For our part, we see this as natural – and not by any means a bad thing. For one, AFP is being entirely consistent. They’re an anti-tax, small government organization and they’re doing their job as one by calling out people whose record doesn’t match their rhetoric.

Not to mention their records don’t match their districts. Mark Abraham’s District 36 went 73 percent for Donald Trump and 77 percent for John Kennedy in the 2016 elections, for example, and 53 percent for David Vitter and 75 percent for Bill Cassidy in 2015 and 2014. That’s an average GOP top-of-the-ticket vote of 69 percent over the last four years, and it ought to demand a conservative tiger of a state representative. Abraham’s LABI score was 51 in 2016 and 100 in 2017, which shows some improvement, but he’s unlikely to have a 100 with LABI this year.

As for Stokes, her Kenner district is a 71 percent GOP district. It went 68 percent for Trump and 79 percent for Kennedy, not to mention 65 percent for Vitter and 60 percent for Cassidy. She had a 74 with LABI in 2016 and a 97 last year, but she’s also been rumored as a potential organizer of a coup to take out House Speaker Taylor Barras, she’s been vocal about Louisiana having a revenue problem rather than a spending problem and she’s brought lots of bills which would raise taxes (you don’t typically get scored for being the author of a bill one way or the other). AFP grades on a harsher curve than LABI does, and Stokes has been in poor odor with the state’s conservatives for some time for some of her statements and actions.

And in Gatti’s case his record absolutely doesn’t match the will of his Bossier City district. District 36 went 72 percent for Trump, 71 percent for Kennedy (despite Kennedy’s opponent Foster Campbell coming from Shreveport next door), 60 percent for Vitter and 69 percent for Cassidy. And yet Gatti had a 22 percent LABI score in 2016 before turning in a 96 percent number last year – a voting record he’s unlikely to match this year. Gatti was also the author of a disastrously-bad school prayer bill this year which would have certainly set the cause back because it was clearly unconstitutional; the bill was amended over his objections to remedy its constitutional infirmities.

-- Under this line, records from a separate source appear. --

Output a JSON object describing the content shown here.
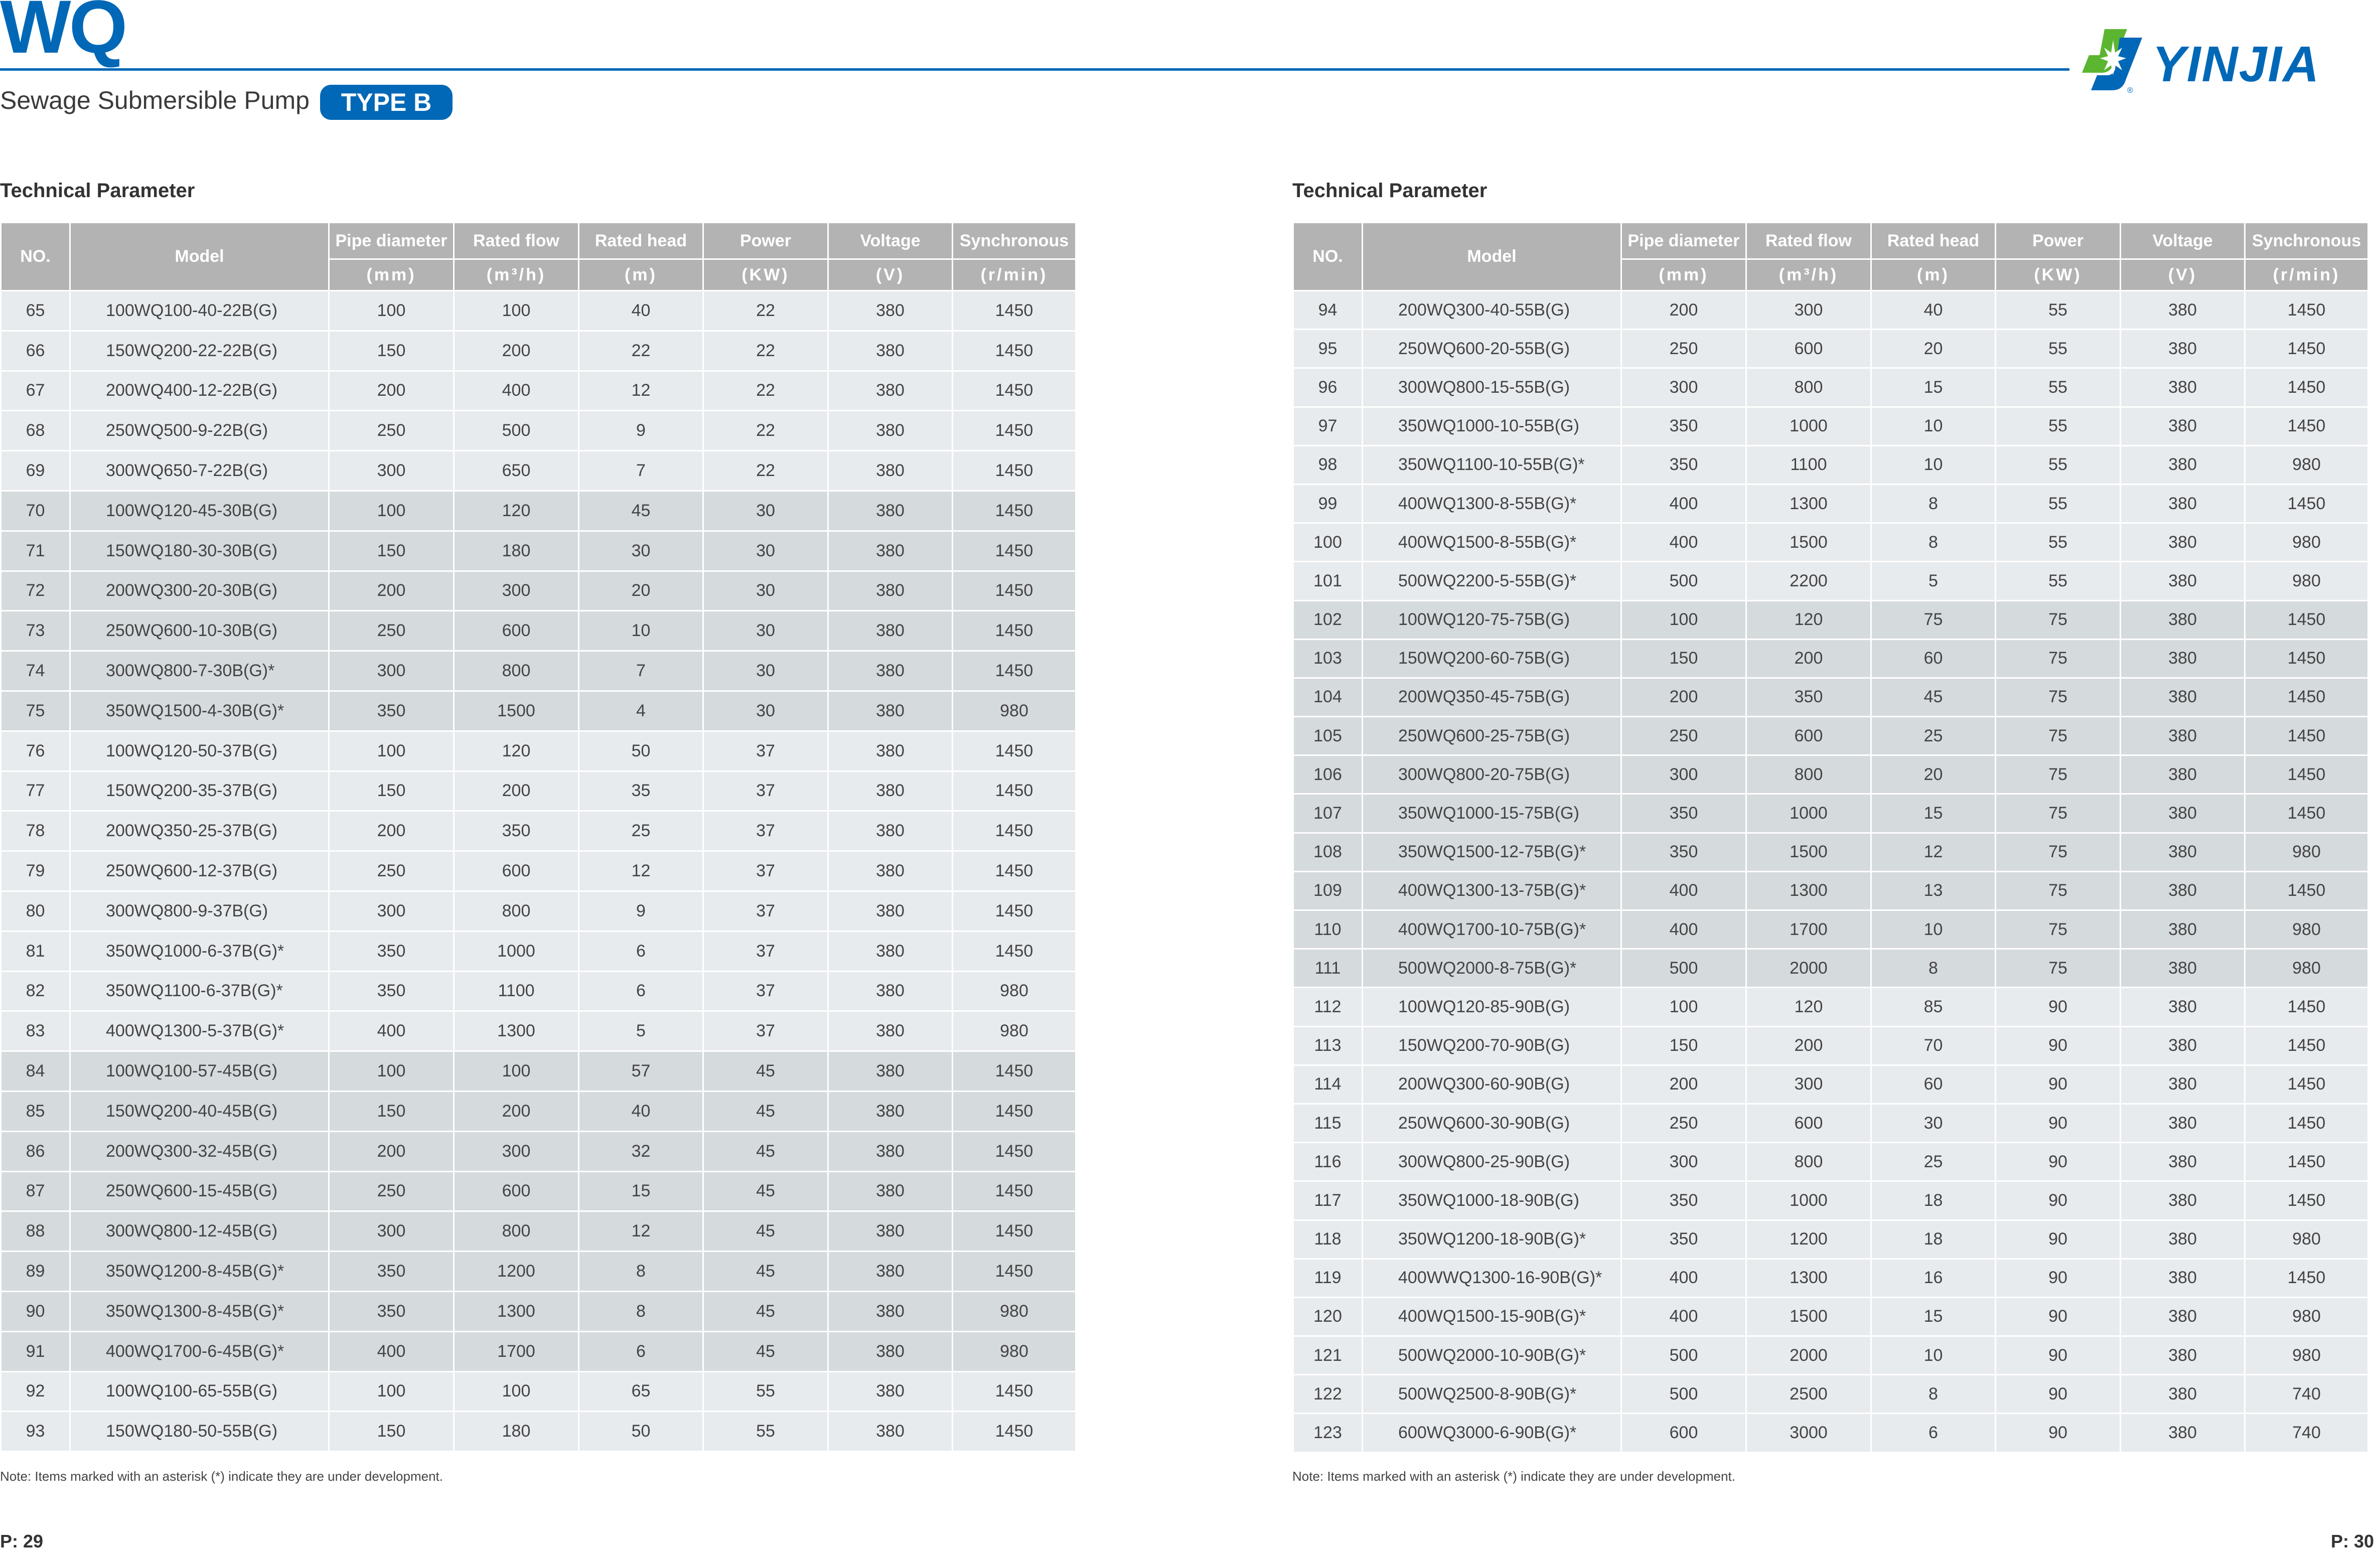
{
  "header": {
    "series": "WQ",
    "subtitle": "Sewage Submersible Pump",
    "type_badge": "TYPE B",
    "logo": {
      "text": "YINJIA",
      "colors": {
        "blue": "#0068b7",
        "green": "#5cb531"
      }
    }
  },
  "columns": {
    "no": "NO.",
    "model": "Model",
    "pipe": "Pipe diameter",
    "flow": "Rated flow",
    "head": "Rated head",
    "power": "Power",
    "voltage": "Voltage",
    "sync": "Synchronous",
    "units": [
      "(mm)",
      "(m³/h)",
      "(m)",
      "(KW)",
      "(V)",
      "(r/min)"
    ]
  },
  "left": {
    "section_title": "Technical Parameter",
    "rows": [
      [
        "65",
        "100WQ100-40-22B(G)",
        "100",
        "100",
        "40",
        "22",
        "380",
        "1450"
      ],
      [
        "66",
        "150WQ200-22-22B(G)",
        "150",
        "200",
        "22",
        "22",
        "380",
        "1450"
      ],
      [
        "67",
        "200WQ400-12-22B(G)",
        "200",
        "400",
        "12",
        "22",
        "380",
        "1450"
      ],
      [
        "68",
        "250WQ500-9-22B(G)",
        "250",
        "500",
        "9",
        "22",
        "380",
        "1450"
      ],
      [
        "69",
        "300WQ650-7-22B(G)",
        "300",
        "650",
        "7",
        "22",
        "380",
        "1450"
      ],
      [
        "70",
        "100WQ120-45-30B(G)",
        "100",
        "120",
        "45",
        "30",
        "380",
        "1450"
      ],
      [
        "71",
        "150WQ180-30-30B(G)",
        "150",
        "180",
        "30",
        "30",
        "380",
        "1450"
      ],
      [
        "72",
        "200WQ300-20-30B(G)",
        "200",
        "300",
        "20",
        "30",
        "380",
        "1450"
      ],
      [
        "73",
        "250WQ600-10-30B(G)",
        "250",
        "600",
        "10",
        "30",
        "380",
        "1450"
      ],
      [
        "74",
        "300WQ800-7-30B(G)*",
        "300",
        "800",
        "7",
        "30",
        "380",
        "1450"
      ],
      [
        "75",
        "350WQ1500-4-30B(G)*",
        "350",
        "1500",
        "4",
        "30",
        "380",
        "980"
      ],
      [
        "76",
        "100WQ120-50-37B(G)",
        "100",
        "120",
        "50",
        "37",
        "380",
        "1450"
      ],
      [
        "77",
        "150WQ200-35-37B(G)",
        "150",
        "200",
        "35",
        "37",
        "380",
        "1450"
      ],
      [
        "78",
        "200WQ350-25-37B(G)",
        "200",
        "350",
        "25",
        "37",
        "380",
        "1450"
      ],
      [
        "79",
        "250WQ600-12-37B(G)",
        "250",
        "600",
        "12",
        "37",
        "380",
        "1450"
      ],
      [
        "80",
        "300WQ800-9-37B(G)",
        "300",
        "800",
        "9",
        "37",
        "380",
        "1450"
      ],
      [
        "81",
        "350WQ1000-6-37B(G)*",
        "350",
        "1000",
        "6",
        "37",
        "380",
        "1450"
      ],
      [
        "82",
        "350WQ1100-6-37B(G)*",
        "350",
        "1100",
        "6",
        "37",
        "380",
        "980"
      ],
      [
        "83",
        "400WQ1300-5-37B(G)*",
        "400",
        "1300",
        "5",
        "37",
        "380",
        "980"
      ],
      [
        "84",
        "100WQ100-57-45B(G)",
        "100",
        "100",
        "57",
        "45",
        "380",
        "1450"
      ],
      [
        "85",
        "150WQ200-40-45B(G)",
        "150",
        "200",
        "40",
        "45",
        "380",
        "1450"
      ],
      [
        "86",
        "200WQ300-32-45B(G)",
        "200",
        "300",
        "32",
        "45",
        "380",
        "1450"
      ],
      [
        "87",
        "250WQ600-15-45B(G)",
        "250",
        "600",
        "15",
        "45",
        "380",
        "1450"
      ],
      [
        "88",
        "300WQ800-12-45B(G)",
        "300",
        "800",
        "12",
        "45",
        "380",
        "1450"
      ],
      [
        "89",
        "350WQ1200-8-45B(G)*",
        "350",
        "1200",
        "8",
        "45",
        "380",
        "1450"
      ],
      [
        "90",
        "350WQ1300-8-45B(G)*",
        "350",
        "1300",
        "8",
        "45",
        "380",
        "980"
      ],
      [
        "91",
        "400WQ1700-6-45B(G)*",
        "400",
        "1700",
        "6",
        "45",
        "380",
        "980"
      ],
      [
        "92",
        "100WQ100-65-55B(G)",
        "100",
        "100",
        "65",
        "55",
        "380",
        "1450"
      ],
      [
        "93",
        "150WQ180-50-55B(G)",
        "150",
        "180",
        "50",
        "55",
        "380",
        "1450"
      ]
    ],
    "note": "Note: Items marked with an asterisk (*) indicate they are under development.",
    "page": "P: 29"
  },
  "right": {
    "section_title": "Technical Parameter",
    "rows": [
      [
        "94",
        "200WQ300-40-55B(G)",
        "200",
        "300",
        "40",
        "55",
        "380",
        "1450"
      ],
      [
        "95",
        "250WQ600-20-55B(G)",
        "250",
        "600",
        "20",
        "55",
        "380",
        "1450"
      ],
      [
        "96",
        "300WQ800-15-55B(G)",
        "300",
        "800",
        "15",
        "55",
        "380",
        "1450"
      ],
      [
        "97",
        "350WQ1000-10-55B(G)",
        "350",
        "1000",
        "10",
        "55",
        "380",
        "1450"
      ],
      [
        "98",
        "350WQ1100-10-55B(G)*",
        "350",
        "1100",
        "10",
        "55",
        "380",
        "980"
      ],
      [
        "99",
        "400WQ1300-8-55B(G)*",
        "400",
        "1300",
        "8",
        "55",
        "380",
        "1450"
      ],
      [
        "100",
        "400WQ1500-8-55B(G)*",
        "400",
        "1500",
        "8",
        "55",
        "380",
        "980"
      ],
      [
        "101",
        "500WQ2200-5-55B(G)*",
        "500",
        "2200",
        "5",
        "55",
        "380",
        "980"
      ],
      [
        "102",
        "100WQ120-75-75B(G)",
        "100",
        "120",
        "75",
        "75",
        "380",
        "1450"
      ],
      [
        "103",
        "150WQ200-60-75B(G)",
        "150",
        "200",
        "60",
        "75",
        "380",
        "1450"
      ],
      [
        "104",
        "200WQ350-45-75B(G)",
        "200",
        "350",
        "45",
        "75",
        "380",
        "1450"
      ],
      [
        "105",
        "250WQ600-25-75B(G)",
        "250",
        "600",
        "25",
        "75",
        "380",
        "1450"
      ],
      [
        "106",
        "300WQ800-20-75B(G)",
        "300",
        "800",
        "20",
        "75",
        "380",
        "1450"
      ],
      [
        "107",
        "350WQ1000-15-75B(G)",
        "350",
        "1000",
        "15",
        "75",
        "380",
        "1450"
      ],
      [
        "108",
        "350WQ1500-12-75B(G)*",
        "350",
        "1500",
        "12",
        "75",
        "380",
        "980"
      ],
      [
        "109",
        "400WQ1300-13-75B(G)*",
        "400",
        "1300",
        "13",
        "75",
        "380",
        "1450"
      ],
      [
        "110",
        "400WQ1700-10-75B(G)*",
        "400",
        "1700",
        "10",
        "75",
        "380",
        "980"
      ],
      [
        "111",
        "500WQ2000-8-75B(G)*",
        "500",
        "2000",
        "8",
        "75",
        "380",
        "980"
      ],
      [
        "112",
        "100WQ120-85-90B(G)",
        "100",
        "120",
        "85",
        "90",
        "380",
        "1450"
      ],
      [
        "113",
        "150WQ200-70-90B(G)",
        "150",
        "200",
        "70",
        "90",
        "380",
        "1450"
      ],
      [
        "114",
        "200WQ300-60-90B(G)",
        "200",
        "300",
        "60",
        "90",
        "380",
        "1450"
      ],
      [
        "115",
        "250WQ600-30-90B(G)",
        "250",
        "600",
        "30",
        "90",
        "380",
        "1450"
      ],
      [
        "116",
        "300WQ800-25-90B(G)",
        "300",
        "800",
        "25",
        "90",
        "380",
        "1450"
      ],
      [
        "117",
        "350WQ1000-18-90B(G)",
        "350",
        "1000",
        "18",
        "90",
        "380",
        "1450"
      ],
      [
        "118",
        "350WQ1200-18-90B(G)*",
        "350",
        "1200",
        "18",
        "90",
        "380",
        "980"
      ],
      [
        "119",
        "400WWQ1300-16-90B(G)*",
        "400",
        "1300",
        "16",
        "90",
        "380",
        "1450"
      ],
      [
        "120",
        "400WQ1500-15-90B(G)*",
        "400",
        "1500",
        "15",
        "90",
        "380",
        "980"
      ],
      [
        "121",
        "500WQ2000-10-90B(G)*",
        "500",
        "2000",
        "10",
        "90",
        "380",
        "980"
      ],
      [
        "122",
        "500WQ2500-8-90B(G)*",
        "500",
        "2500",
        "8",
        "90",
        "380",
        "740"
      ],
      [
        "123",
        "600WQ3000-6-90B(G)*",
        "600",
        "3000",
        "6",
        "90",
        "380",
        "740"
      ]
    ],
    "note": "Note: Items marked with an asterisk (*) indicate they are under development.",
    "page": "P: 30"
  },
  "colors": {
    "accent": "#0068b7",
    "header_bg": "#b3b3b3",
    "row_light": "#e8ebee",
    "row_dark": "#d5dadd"
  }
}
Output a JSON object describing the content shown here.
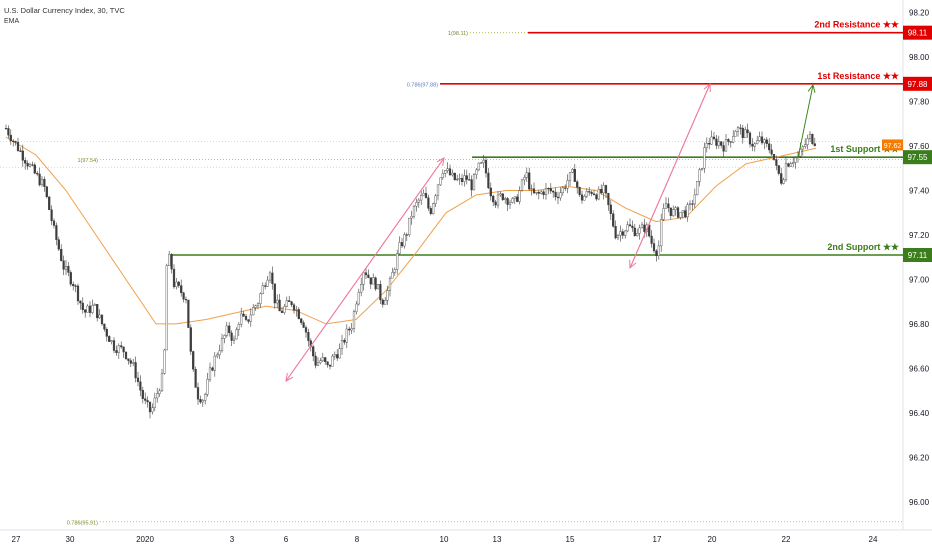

We don’t know who the rest of the Takers’ Dozen will be, but what we do know is it’s quite likely with conservative groups aggressively fundraising for 2019 and a re-emergent state GOP looking to do an energetic candidate recruitment effort in advance of next year, some of the legislators who have taken an accomodationist position on taxes could be made to answer for it in the coming statewide cycle. How rude those questions will be might well depend on the contours of whatever budget-and-tax deal is struck in the next few days.